No other conference has the disparity between its top draw and the rest of the league like the Pac 10. Southern Cal had the eighth-highest average nationally with over 91,000 per game. You then have to go down to the 24th and 25th spots to find UCLA and Cal with under 65,000 per game.

Tennessee leads the SEC as always. Georgia is second in the SEC and fifth nationally, but Georgia, LSU, and Alabama are so tightly clustered that one school setting out a few folding chairs might change things next season. Another way to look at the numbers is by the percentage of seats sold. How did the SEC do?

SEC East SEC West
Tennessee (102%) Arkansas (103%)
Florida (102%) Alabama (100%)
Georgia (100%) LSU (100%)
South Carolina (94%) Auburn (97%)
Kentucky (85%) Ole Miss (88%)
Vanderbilt (84%) Mississippi State (75%)

It’s impressive that every conference member had at least three-quarters of its seats filled. Is it a sign that the South is football-crazy, or is it that there’s just nothing better to do in Mississippi on a Saturday than to watch bad football? I do wonder how some schools count their capacity and how others count attendance. South Carolina has had announced crowds as big as 85,000, yet their official capacity is 80,250. Georgia sold out all of their home games for an average crowd of 92,746 per game, but we all know how empty areas of the stadium were for certain games.

South Carolina at 94% of capacity, even with an understated capacity, is noteworthy. They have a reputation for being a wildly loyal and supportive fan base despite the program’s history of underachievement, and the Spurrier "revolution" was still fresh in just its second year. They were coming off a relatively successful season that included a win over Florida and weren’t far from winning the SEC East. Yet they drew an average of 75,630 in a stadium that has held as many as 85,000.

The rich get richer. You can see which programs are selling all of their seats, and many of those same programs keep building but still can’t keep up with demand. Even Arkansas completed a really nice expansion and upgrade not too long ago. You have to wonder where the upper limit is on capacity and demand for some of these programs even as ticket prices climb.

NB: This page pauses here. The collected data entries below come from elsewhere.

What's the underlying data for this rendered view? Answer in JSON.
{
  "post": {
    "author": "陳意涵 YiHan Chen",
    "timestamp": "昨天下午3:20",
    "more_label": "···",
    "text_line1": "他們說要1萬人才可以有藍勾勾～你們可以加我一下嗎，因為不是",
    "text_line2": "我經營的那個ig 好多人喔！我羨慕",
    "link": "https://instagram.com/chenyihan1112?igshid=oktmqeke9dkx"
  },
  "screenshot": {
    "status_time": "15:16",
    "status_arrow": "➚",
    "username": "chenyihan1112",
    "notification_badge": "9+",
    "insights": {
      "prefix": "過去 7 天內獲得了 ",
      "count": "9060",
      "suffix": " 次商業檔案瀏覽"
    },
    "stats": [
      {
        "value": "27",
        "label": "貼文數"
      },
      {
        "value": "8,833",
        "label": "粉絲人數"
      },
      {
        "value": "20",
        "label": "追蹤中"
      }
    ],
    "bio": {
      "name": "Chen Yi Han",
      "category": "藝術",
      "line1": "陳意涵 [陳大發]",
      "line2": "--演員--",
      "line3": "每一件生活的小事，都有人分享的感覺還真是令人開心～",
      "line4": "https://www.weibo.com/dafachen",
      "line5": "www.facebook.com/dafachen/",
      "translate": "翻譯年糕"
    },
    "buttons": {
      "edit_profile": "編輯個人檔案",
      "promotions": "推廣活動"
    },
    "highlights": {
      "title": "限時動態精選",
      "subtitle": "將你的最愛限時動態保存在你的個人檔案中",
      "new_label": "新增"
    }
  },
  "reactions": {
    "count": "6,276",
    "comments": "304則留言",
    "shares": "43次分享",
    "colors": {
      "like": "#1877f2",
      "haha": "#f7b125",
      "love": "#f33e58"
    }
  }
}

I wouldn’t be surprised to see some building projects at Auburn and Florida soon. Facilities, especially stadiums, have an arms race quality to them. So while it might seem satisfactory that Florida and Auburn are ninth and eleventh in average attendance, SEC programs continue to build their temples higher and higher. Though Florida added some club seats a few years ago, they haven’t had a really major expansion project since the early 1990s. With the surge in demand sure to come from Meyer’s turnaround job, we’ll see if they feel pressure to expand the Swamp. In the meantime, Florida is focusing on a $12 million "front door" to their stadium which will house football offices and various other support facilities for the program, but it won’t affect capacity.

Auburn might be a bit more under the gun to keep up. Expansion of Jordan-Hare Stadium has been discussed as long ago as 2001, but nothing has been done. There are grand plans floating around, but university officials maintained as recently as October that expansion is "not something that we are actively considering." Auburn has turned its priorities to other facilities improvements such as a badly-needed arena.

As with most things in Alabama, the rivalry between Auburn and Alabama might be what drives expansion on the Plains. For years, Jordan-Hare was the crown jewel of football stadiums in the state. Alabama’s on-campus stadium was just a part-time home. But recent rapid expansion to Bryant-Denny Stadium in Tuscaloosa has pushed its capacity to 92,138 – the fourth-largest stadium in the SEC and a close second to LSU among SEC West programs. The most recent expansion in the north end zone also included an impressive stadium facade and plaza leading in from the central area of campus. Alabama currently might not have the best football program in the state, but its stadium now at least looks the part. Fans of both programs have noticed.